The developed results were used to detect the trace range in the copper-rich soil, at which site the same samples were examined five times. Fig. 3A shows a picture of the 5th statistical analysis results for the radish sample for the different purchased soil samples. The calculated values were 0.93, 0.98, 1.08, 1.09, and 1.12 mg/L, which indicate that the same slops and the same sensitivity can be applied to other types of soil. Then more advanced applications were examined. Fig. 3B shows the following standard addition methods for market cola. The first curve represents the 5 ml electrolyte with 9.0 μg/L Cu(II) contain and 5 ml drinking cola that had a voltammogram, for a 1.61 × 10−6 A peak current at a −0.18 V peak potential. Thus, the sequential 0.5, 1.0, 1.5, and 2.0 mg/L standards were spiked, and a continuous peak current was obtained from 2.67, 3.61, 4.66, and 5.52 × 10−6 A. The linear equation was y = 0.019x + 1.651, the statistic was R2 = 0.9987, and the containing was 8.68 μg/L. A more advanced experiment was performed directly on a real non-treated water sample. Fig. 3C shows raw voltammograms of commercial drink solutions for soda pop. The voltammetry was directly performed using 4.0 μg/L Cu(II) contained non-treated water. First, an undiluted 10 ml original fluid was oxidized via stripping voltammetry. The voltammogram is shown in this figure. The first curve shows the same potential of 0.2 V and the current of 0.311 × 10−5 A. Thus, standard 50, 100, 150, and 200 μg/L sequence spiking procedures were performed, and the oxidation peaks appeared at 1.93, 2.69, 3.35, and 4.01 × 10−6 A, the statistic linear equation was y = 0.0176x + 0.6976, the relative standard deviation was R2 = 0.9534, and the calculated value was 3.963 μg/L. Thus, the developed methods can be applied directly using carbonated soda drinks.

Fig. 3.

(A) SW application for standard addition by a copperrich soil radish using five different purchased samples. (B) Market drinking water sample of cola. (C) Soda pop using an SW amplitude of 0.09 V, a frequency of 40 Hz, an incremental potential of 10 mV, an accumulation potential of −1.1 V, and an accumulation time of 60 s.

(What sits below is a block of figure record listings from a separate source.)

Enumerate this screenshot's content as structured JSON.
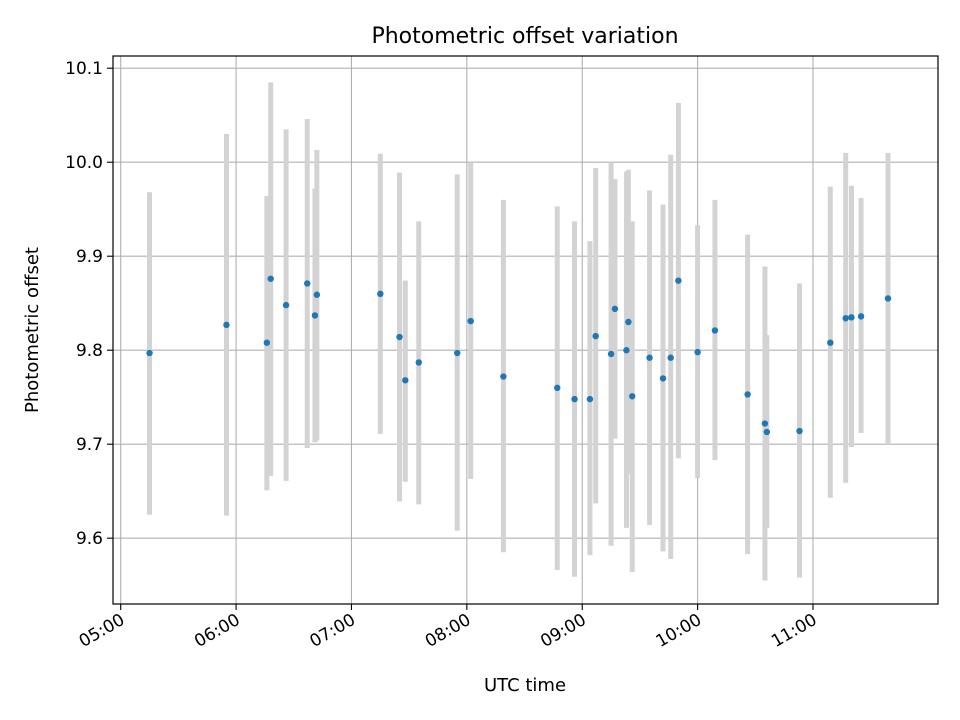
{
  "chart_data": {
    "type": "scatter",
    "title": "Photometric offset variation",
    "xlabel": "UTC time",
    "ylabel": "Photometric offset",
    "x_is_time": true,
    "xlim": [
      "04:56",
      "12:05"
    ],
    "ylim": [
      9.53,
      10.113
    ],
    "x_ticks": [
      "05:00",
      "06:00",
      "07:00",
      "08:00",
      "09:00",
      "10:00",
      "11:00"
    ],
    "y_ticks": [
      9.6,
      9.7,
      9.8,
      9.9,
      10.0,
      10.1
    ],
    "y_tick_labels": [
      "9.6",
      "9.7",
      "9.8",
      "9.9",
      "10.0",
      "10.1"
    ],
    "grid": true,
    "colors": {
      "point": "#1f77b4",
      "errorbar": "#d3d3d3",
      "grid": "#b0b0b0"
    },
    "points": [
      {
        "t": "05:15",
        "y": 9.797,
        "lo": 9.625,
        "hi": 9.968
      },
      {
        "t": "05:55",
        "y": 9.827,
        "lo": 9.624,
        "hi": 10.03
      },
      {
        "t": "06:16",
        "y": 9.808,
        "lo": 9.651,
        "hi": 9.964
      },
      {
        "t": "06:18",
        "y": 9.876,
        "lo": 9.666,
        "hi": 10.085
      },
      {
        "t": "06:26",
        "y": 9.848,
        "lo": 9.661,
        "hi": 10.035
      },
      {
        "t": "06:37",
        "y": 9.871,
        "lo": 9.696,
        "hi": 10.046
      },
      {
        "t": "06:41",
        "y": 9.837,
        "lo": 9.702,
        "hi": 9.972
      },
      {
        "t": "06:42",
        "y": 9.859,
        "lo": 9.704,
        "hi": 10.013
      },
      {
        "t": "07:15",
        "y": 9.86,
        "lo": 9.711,
        "hi": 10.009
      },
      {
        "t": "07:25",
        "y": 9.814,
        "lo": 9.639,
        "hi": 9.989
      },
      {
        "t": "07:28",
        "y": 9.768,
        "lo": 9.66,
        "hi": 9.874
      },
      {
        "t": "07:35",
        "y": 9.787,
        "lo": 9.636,
        "hi": 9.937
      },
      {
        "t": "07:55",
        "y": 9.797,
        "lo": 9.608,
        "hi": 9.987
      },
      {
        "t": "08:02",
        "y": 9.831,
        "lo": 9.663,
        "hi": 10.0
      },
      {
        "t": "08:19",
        "y": 9.772,
        "lo": 9.585,
        "hi": 9.96
      },
      {
        "t": "08:47",
        "y": 9.76,
        "lo": 9.566,
        "hi": 9.953
      },
      {
        "t": "08:56",
        "y": 9.748,
        "lo": 9.559,
        "hi": 9.937
      },
      {
        "t": "09:04",
        "y": 9.748,
        "lo": 9.582,
        "hi": 9.916
      },
      {
        "t": "09:07",
        "y": 9.815,
        "lo": 9.637,
        "hi": 9.994
      },
      {
        "t": "09:15",
        "y": 9.796,
        "lo": 9.592,
        "hi": 10.0
      },
      {
        "t": "09:17",
        "y": 9.844,
        "lo": 9.706,
        "hi": 9.982
      },
      {
        "t": "09:23",
        "y": 9.8,
        "lo": 9.611,
        "hi": 9.99
      },
      {
        "t": "09:24",
        "y": 9.83,
        "lo": 9.668,
        "hi": 9.992
      },
      {
        "t": "09:26",
        "y": 9.751,
        "lo": 9.564,
        "hi": 9.937
      },
      {
        "t": "09:35",
        "y": 9.792,
        "lo": 9.614,
        "hi": 9.97
      },
      {
        "t": "09:42",
        "y": 9.77,
        "lo": 9.586,
        "hi": 9.955
      },
      {
        "t": "09:46",
        "y": 9.792,
        "lo": 9.578,
        "hi": 10.008
      },
      {
        "t": "09:50",
        "y": 9.874,
        "lo": 9.685,
        "hi": 10.063
      },
      {
        "t": "10:00",
        "y": 9.798,
        "lo": 9.664,
        "hi": 9.933
      },
      {
        "t": "10:09",
        "y": 9.821,
        "lo": 9.683,
        "hi": 9.96
      },
      {
        "t": "10:26",
        "y": 9.753,
        "lo": 9.583,
        "hi": 9.923
      },
      {
        "t": "10:35",
        "y": 9.722,
        "lo": 9.555,
        "hi": 9.889
      },
      {
        "t": "10:36",
        "y": 9.713,
        "lo": 9.611,
        "hi": 9.816
      },
      {
        "t": "10:53",
        "y": 9.714,
        "lo": 9.558,
        "hi": 9.871
      },
      {
        "t": "11:09",
        "y": 9.808,
        "lo": 9.643,
        "hi": 9.974
      },
      {
        "t": "11:17",
        "y": 9.834,
        "lo": 9.659,
        "hi": 10.01
      },
      {
        "t": "11:20",
        "y": 9.835,
        "lo": 9.697,
        "hi": 9.975
      },
      {
        "t": "11:25",
        "y": 9.836,
        "lo": 9.712,
        "hi": 9.962
      },
      {
        "t": "11:39",
        "y": 9.855,
        "lo": 9.7,
        "hi": 10.01
      }
    ]
  }
}
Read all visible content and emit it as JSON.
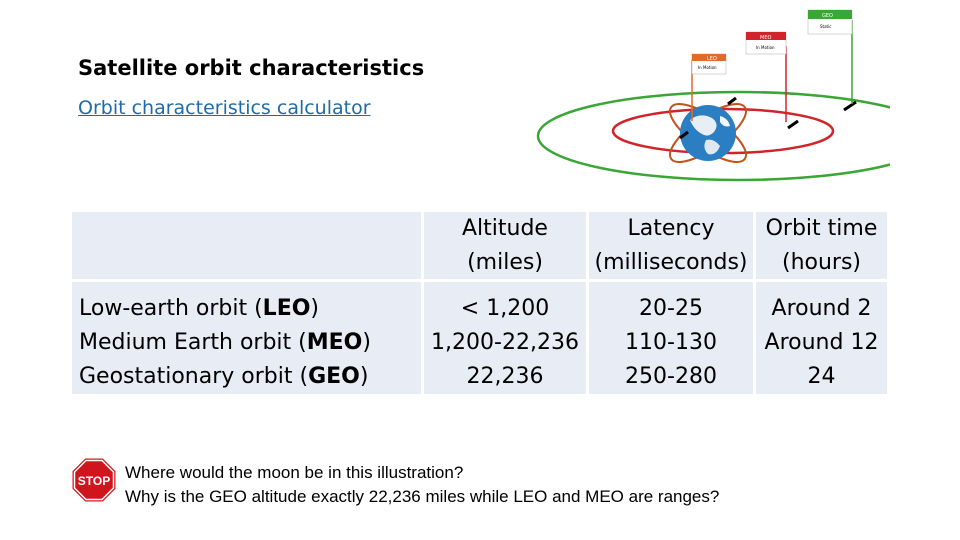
{
  "slide": {
    "title": "Satellite orbit characteristics",
    "link_text": "Orbit characteristics calculator"
  },
  "diagram": {
    "labels": [
      {
        "name": "GEO",
        "sub": "Static",
        "color": "#3aa635"
      },
      {
        "name": "MEO",
        "sub": "In Motion",
        "color": "#d1232a"
      },
      {
        "name": "LEO",
        "sub": "In Motion",
        "color": "#e06a27"
      }
    ]
  },
  "table": {
    "headers": {
      "altitude": [
        "Altitude",
        "(miles)"
      ],
      "latency": [
        "Latency",
        "(milliseconds)"
      ],
      "orbit_time": [
        "Orbit time",
        "(hours)"
      ]
    },
    "rows": [
      {
        "name": "Low-earth orbit (",
        "abbr": "LEO",
        "close": ")",
        "altitude": "< 1,200",
        "latency": "20-25",
        "orbit_time": "Around 2"
      },
      {
        "name": "Medium Earth orbit (",
        "abbr": "MEO",
        "close": ")",
        "altitude": "1,200-22,236",
        "latency": "110-130",
        "orbit_time": "Around 12"
      },
      {
        "name": "Geostationary orbit (",
        "abbr": "GEO",
        "close": ")",
        "altitude": "22,236",
        "latency": "250-280",
        "orbit_time": "24"
      }
    ]
  },
  "stop_sign_text": "STOP",
  "questions": [
    "Where would the moon be in this illustration?",
    "Why is the GEO  altitude exactly 22,236 miles while LEO and MEO are ranges?"
  ]
}
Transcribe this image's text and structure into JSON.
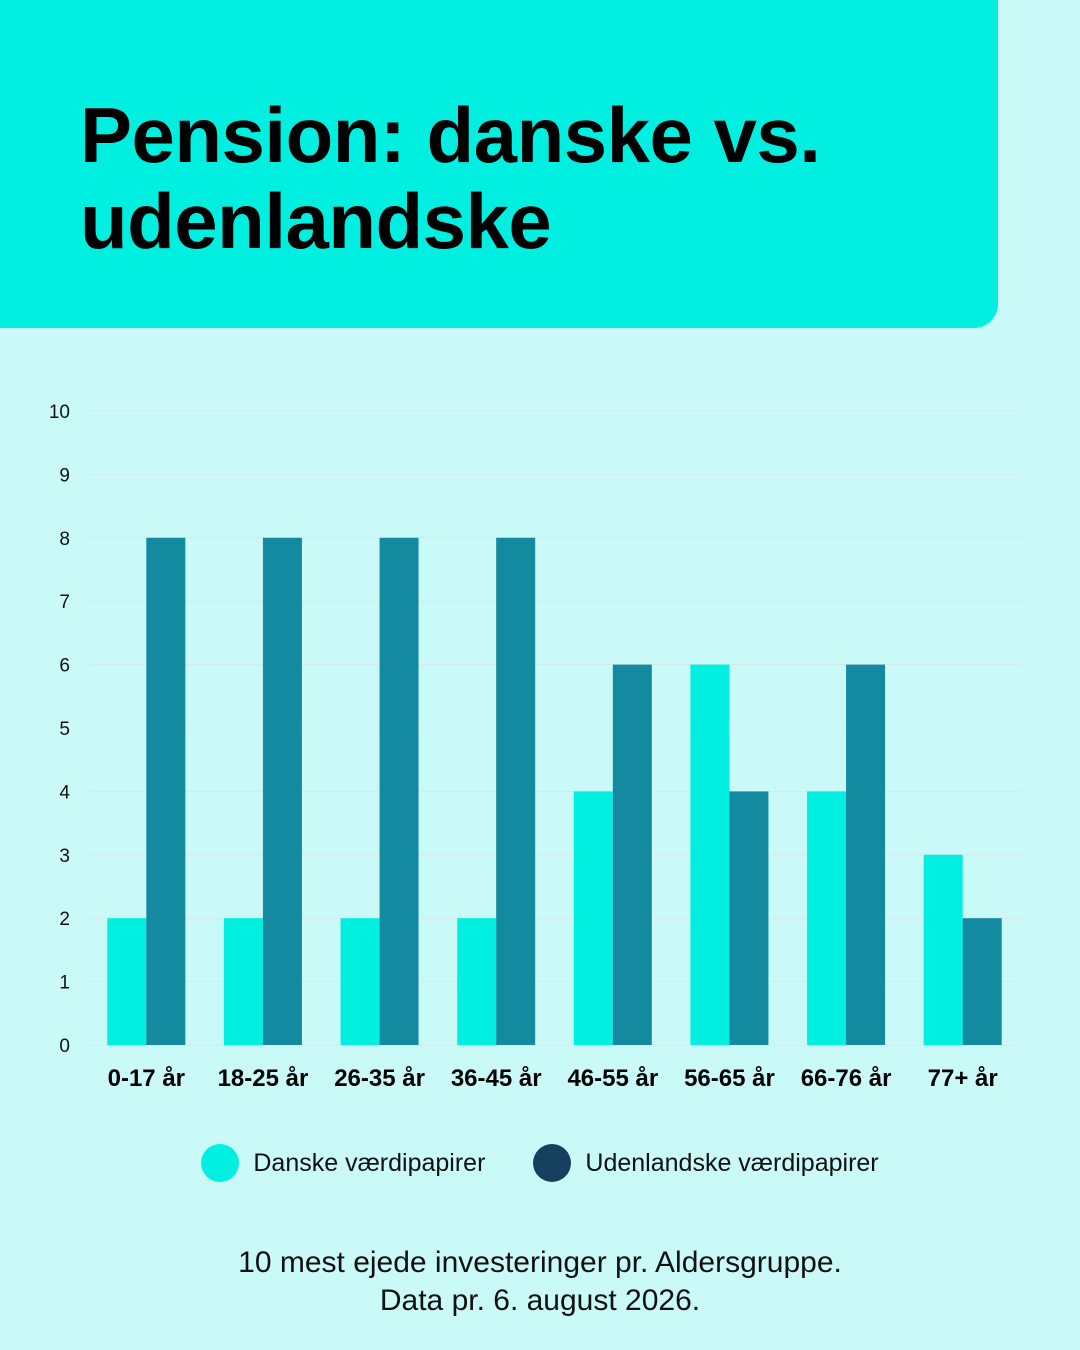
{
  "header": {
    "title": "Pension: danske vs. udenlandske"
  },
  "colors": {
    "page_bg": "#cafaf8",
    "header_bg": "#00efe1",
    "danske": "#00efe1",
    "udenlandske_bar": "#148aa0",
    "udenlandske_legend": "#173f5f",
    "grid": "#d9e6ee"
  },
  "chart_data": {
    "type": "bar",
    "title": "",
    "xlabel": "",
    "ylabel": "",
    "ylim": [
      0,
      10
    ],
    "yticks": [
      0,
      1,
      2,
      3,
      4,
      5,
      6,
      7,
      8,
      9,
      10
    ],
    "grid": true,
    "legend_position": "bottom",
    "categories": [
      "0-17 år",
      "18-25 år",
      "26-35 år",
      "36-45 år",
      "46-55 år",
      "56-65 år",
      "66-76 år",
      "77+ år"
    ],
    "series": [
      {
        "name": "Danske værdipapirer",
        "values": [
          2,
          2,
          2,
          2,
          4,
          6,
          4,
          3
        ]
      },
      {
        "name": "Udenlandske værdipapirer",
        "values": [
          8,
          8,
          8,
          8,
          6,
          4,
          6,
          2
        ]
      }
    ]
  },
  "legend": {
    "danske_label": "Danske værdipapirer",
    "udenlandske_label": "Udenlandske værdipapirer"
  },
  "footnote": {
    "line1": "10 mest ejede investeringer pr. Aldersgruppe.",
    "line2": "Data pr. 6. august 2026."
  }
}
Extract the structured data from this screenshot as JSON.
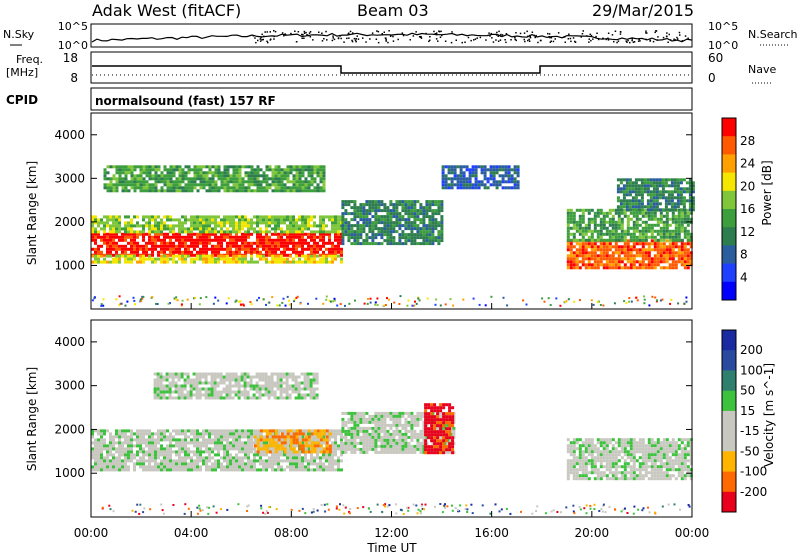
{
  "header": {
    "station": "Adak West (fitACF)",
    "beam": "Beam 03",
    "date": "29/Mar/2015"
  },
  "top_panels": {
    "nsky_label": "N.Sky",
    "nsearch_label": "N.Search",
    "freq_label_line1": "Freq.",
    "freq_label_line2": "[MHz]",
    "nave_label": "Nave",
    "cpid_label": "CPID",
    "cpid_text": "normalsound (fast) 157 RF",
    "noise_ticks_left": [
      "10^5",
      "10^0"
    ],
    "noise_ticks_right": [
      "10^5",
      "10^0"
    ],
    "freq_ticks": [
      "18",
      "8"
    ],
    "nave_ticks": [
      "60",
      "0"
    ]
  },
  "colors": {
    "power": [
      "#0000ff",
      "#1f40ff",
      "#2b5e9e",
      "#2e7d4f",
      "#3c9e3c",
      "#7fc63b",
      "#f5e600",
      "#ff9f00",
      "#ff5a00",
      "#ff0000"
    ],
    "velocity": [
      "#e8001c",
      "#ff6a00",
      "#ffb400",
      "#c8c8c0",
      "#c8c8c0",
      "#3cc23c",
      "#2f7f6f",
      "#2a4aa0",
      "#1a2aa0"
    ]
  },
  "chart_data": [
    {
      "type": "heatmap",
      "name": "power",
      "ylabel": "Slant Range [km]",
      "yticks": [
        "1000",
        "2000",
        "3000",
        "4000"
      ],
      "ylim": [
        0,
        4500
      ],
      "colorbar_label": "Power [dB]",
      "colorbar_ticks": [
        "4",
        "8",
        "12",
        "16",
        "20",
        "24",
        "28"
      ],
      "bands": [
        {
          "t0": 0.0,
          "t1": 10.0,
          "r0": 1250,
          "r1": 1750,
          "level": 9
        },
        {
          "t0": 0.0,
          "t1": 10.0,
          "r0": 1750,
          "r1": 2150,
          "level": 5
        },
        {
          "t0": 0.0,
          "t1": 10.0,
          "r0": 1050,
          "r1": 1250,
          "level": 6
        },
        {
          "t0": 0.5,
          "t1": 9.3,
          "r0": 2700,
          "r1": 3300,
          "level": 4
        },
        {
          "t0": 10.0,
          "t1": 14.0,
          "r0": 1500,
          "r1": 2500,
          "level": 3
        },
        {
          "t0": 14.0,
          "t1": 17.0,
          "r0": 2800,
          "r1": 3300,
          "level": 2
        },
        {
          "t0": 19.0,
          "t1": 24.0,
          "r0": 950,
          "r1": 1600,
          "level": 8
        },
        {
          "t0": 19.0,
          "t1": 24.0,
          "r0": 1600,
          "r1": 2300,
          "level": 4
        },
        {
          "t0": 21.0,
          "t1": 24.0,
          "r0": 2300,
          "r1": 3000,
          "level": 3
        }
      ]
    },
    {
      "type": "heatmap",
      "name": "velocity",
      "ylabel": "Slant Range [km]",
      "yticks": [
        "1000",
        "2000",
        "3000",
        "4000"
      ],
      "ylim": [
        0,
        4500
      ],
      "colorbar_label": "Velocity [m s^-1]",
      "colorbar_ticks": [
        "200",
        "100",
        "50",
        "15",
        "-15",
        "-50",
        "-100",
        "-200"
      ],
      "bands": [
        {
          "t0": 0.0,
          "t1": 10.0,
          "r0": 1100,
          "r1": 2000,
          "level": 4
        },
        {
          "t0": 2.5,
          "t1": 9.0,
          "r0": 2700,
          "r1": 3300,
          "level": 4
        },
        {
          "t0": 10.0,
          "t1": 14.5,
          "r0": 1500,
          "r1": 2400,
          "level": 4
        },
        {
          "t0": 19.0,
          "t1": 24.0,
          "r0": 900,
          "r1": 1800,
          "level": 4
        },
        {
          "t0": 6.5,
          "t1": 9.5,
          "r0": 1500,
          "r1": 2000,
          "level": 2
        },
        {
          "t0": 13.3,
          "t1": 14.4,
          "r0": 1500,
          "r1": 2600,
          "level": 0
        }
      ]
    }
  ],
  "x_axis": {
    "label": "Time UT",
    "ticks": [
      "00:00",
      "04:00",
      "08:00",
      "12:00",
      "16:00",
      "20:00",
      "00:00"
    ],
    "xlim_hours": [
      0,
      24
    ]
  }
}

The novel experiments described in this paper showed that trace metal ranges in MCW can be investigated for drinking water systems. Under optimum conditions, the developed parameters were a 40 Hz SW frequency, a 0.01 V incremental SW potential, an 0.08 V amplitude, and a 1.0 V anodic accumulation potential. These conditions, the simplified probe sensors were shown to be more sensitive than common spectro photometric and voltammetric methods. The handmade combination sensors were successfully used to directly detect trace metals in non-treated raw water without using any electrolyte.